Hofmann: Das war die richtige Entscheidung, ja. Heiko Herrlich hat den freien Fall gestoppt, nachdem er die Mannschaft übernommen hat. Zuvor hatten wir aus den letzten neun Spielen von Martin Schmidt lediglich vier Punkte geholt. Der Zeitpunkt war sicher schwierig, weil 48 Stunden vor seinem ersten Spiel die Liga für zwei Monate unterbrochen wurde.
Wie sehen Sie das Wirken von Heiko Herrlich, auch unter Berücksichtigung manch unglücklicher Aktion wie der Zahnpasta-affäre, der harschen Kritik an Videoschiedsrichter Winkmann oder einen auf das Spielfeld geschossenen Ball?

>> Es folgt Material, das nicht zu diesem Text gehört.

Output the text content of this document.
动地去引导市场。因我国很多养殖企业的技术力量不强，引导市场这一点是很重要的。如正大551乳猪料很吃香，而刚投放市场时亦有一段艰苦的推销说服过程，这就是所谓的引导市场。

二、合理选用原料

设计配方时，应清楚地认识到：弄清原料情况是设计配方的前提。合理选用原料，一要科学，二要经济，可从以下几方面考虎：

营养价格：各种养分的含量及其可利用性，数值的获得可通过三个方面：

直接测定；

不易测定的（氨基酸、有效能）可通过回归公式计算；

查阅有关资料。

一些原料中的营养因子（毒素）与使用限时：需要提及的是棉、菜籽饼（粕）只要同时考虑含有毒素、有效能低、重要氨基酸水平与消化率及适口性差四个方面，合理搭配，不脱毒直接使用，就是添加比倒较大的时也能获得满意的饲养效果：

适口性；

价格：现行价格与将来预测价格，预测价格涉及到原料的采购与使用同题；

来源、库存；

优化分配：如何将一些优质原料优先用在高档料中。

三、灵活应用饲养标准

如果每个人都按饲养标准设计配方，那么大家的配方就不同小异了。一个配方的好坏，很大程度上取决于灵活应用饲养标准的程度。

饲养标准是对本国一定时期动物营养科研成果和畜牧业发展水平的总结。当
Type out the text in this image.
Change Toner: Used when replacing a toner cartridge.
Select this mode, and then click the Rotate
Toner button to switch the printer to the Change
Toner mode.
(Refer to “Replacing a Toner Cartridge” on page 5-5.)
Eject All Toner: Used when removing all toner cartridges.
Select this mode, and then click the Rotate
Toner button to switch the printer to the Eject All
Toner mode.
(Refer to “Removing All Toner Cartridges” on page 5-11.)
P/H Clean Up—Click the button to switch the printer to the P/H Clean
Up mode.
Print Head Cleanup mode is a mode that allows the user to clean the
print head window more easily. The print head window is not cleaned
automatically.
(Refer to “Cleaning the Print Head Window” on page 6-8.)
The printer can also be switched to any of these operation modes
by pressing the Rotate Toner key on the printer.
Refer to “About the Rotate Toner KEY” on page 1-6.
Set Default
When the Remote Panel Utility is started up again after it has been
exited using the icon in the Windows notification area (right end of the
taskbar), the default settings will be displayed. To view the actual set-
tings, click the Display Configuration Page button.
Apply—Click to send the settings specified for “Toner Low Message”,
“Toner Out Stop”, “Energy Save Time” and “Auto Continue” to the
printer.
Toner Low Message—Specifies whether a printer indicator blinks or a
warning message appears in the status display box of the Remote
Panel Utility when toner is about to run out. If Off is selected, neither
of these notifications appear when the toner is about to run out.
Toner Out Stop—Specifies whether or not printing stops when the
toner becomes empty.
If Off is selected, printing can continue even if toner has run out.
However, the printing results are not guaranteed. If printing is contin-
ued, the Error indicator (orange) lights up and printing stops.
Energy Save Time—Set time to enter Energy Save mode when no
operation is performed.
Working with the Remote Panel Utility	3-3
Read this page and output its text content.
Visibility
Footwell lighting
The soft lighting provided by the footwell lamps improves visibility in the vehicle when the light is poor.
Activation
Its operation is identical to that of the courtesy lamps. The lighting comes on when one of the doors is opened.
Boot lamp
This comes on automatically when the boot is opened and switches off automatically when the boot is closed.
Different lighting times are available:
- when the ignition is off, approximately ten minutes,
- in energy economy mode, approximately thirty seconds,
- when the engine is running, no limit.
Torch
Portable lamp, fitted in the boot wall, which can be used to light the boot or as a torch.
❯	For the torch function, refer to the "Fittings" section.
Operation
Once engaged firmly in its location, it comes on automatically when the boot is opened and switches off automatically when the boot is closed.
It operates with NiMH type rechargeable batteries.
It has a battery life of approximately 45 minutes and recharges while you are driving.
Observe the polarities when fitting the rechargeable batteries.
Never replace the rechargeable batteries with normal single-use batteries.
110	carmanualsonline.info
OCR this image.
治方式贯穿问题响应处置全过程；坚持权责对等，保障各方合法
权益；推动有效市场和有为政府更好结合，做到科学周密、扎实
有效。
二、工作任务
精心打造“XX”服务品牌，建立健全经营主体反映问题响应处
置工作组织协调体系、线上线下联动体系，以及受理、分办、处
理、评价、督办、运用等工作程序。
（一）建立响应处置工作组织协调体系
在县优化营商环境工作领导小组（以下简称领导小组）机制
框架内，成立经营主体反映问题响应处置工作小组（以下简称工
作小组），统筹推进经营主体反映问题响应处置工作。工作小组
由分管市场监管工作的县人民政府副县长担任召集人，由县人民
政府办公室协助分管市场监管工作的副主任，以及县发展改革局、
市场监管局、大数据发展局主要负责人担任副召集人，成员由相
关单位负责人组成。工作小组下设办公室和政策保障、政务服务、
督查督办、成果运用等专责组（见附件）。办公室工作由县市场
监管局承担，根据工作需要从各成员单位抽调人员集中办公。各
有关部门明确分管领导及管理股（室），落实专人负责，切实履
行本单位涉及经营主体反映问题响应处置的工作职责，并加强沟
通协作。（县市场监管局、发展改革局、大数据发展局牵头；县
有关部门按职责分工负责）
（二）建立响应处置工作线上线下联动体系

Hofmann: Wie Heiko Herrlich mit seinem Fehler beim Zahnpasta-kauf umgegangen ist, war sehr gut. Wer noch nie einen Fehler im Leben gemacht hat, darf den ersten Stein werfen. Wie das dann allerdings von der einen oder anderen Zeitung oder Medium gepusht wurde, war unfair. Da gab es deutlich schlimmere Vereinen fehlungen in anderen Vereinen, die, warum auch immer, weniger Schlagzeilen produziert haben. Und wenn ein Trainer zwei Minuten nach Spielende Kritik an einer katastrophalen Schiedsrichter-leistung äußert, ist das zwar in der Wortwahl etwas unglücklich gewesen, war aber doch in der Sache absolut berechtigt.
Die Torhüterfrage hat die gesamte Saison über die Öffentlichkeit beschäftigt. War es ein Fehler, Tomas Koubek für so viel Geld zu verpflichten? Hofmann: Berechtigte Frage, aber das kann man immer erst in der Rückschau bewerten. Wenn Tomas so gespielt hätte, wie er und wir uns das vorgestellt hatten, hätte es im März nicht den Wechsel auf der Torwartposition gegeben. Aber wie Stefan Reuter vor einigen Wochen schon treffend gesagt hat, gibt es zahlreiche Beispiele, in denen Neuzugänge, vor allem aus dem Ausland, erst im zweiten Jahr ihre volle Leistung abrufen konnten. Von daher glauben wir weiterhin an ihn und müssen ihn so unterstützen, dass er seine Top-leistung zeigen kann. Jeder, der ihn 2017/18 bei Stade Rennes gesehen hat, als er einer der Top-torhüter der Ligue 1 war, wird das genau so sehen. Insgesamt muss man aber konstatieren, dass wir seit zwei Jahren Probleme auf dieser Position haben.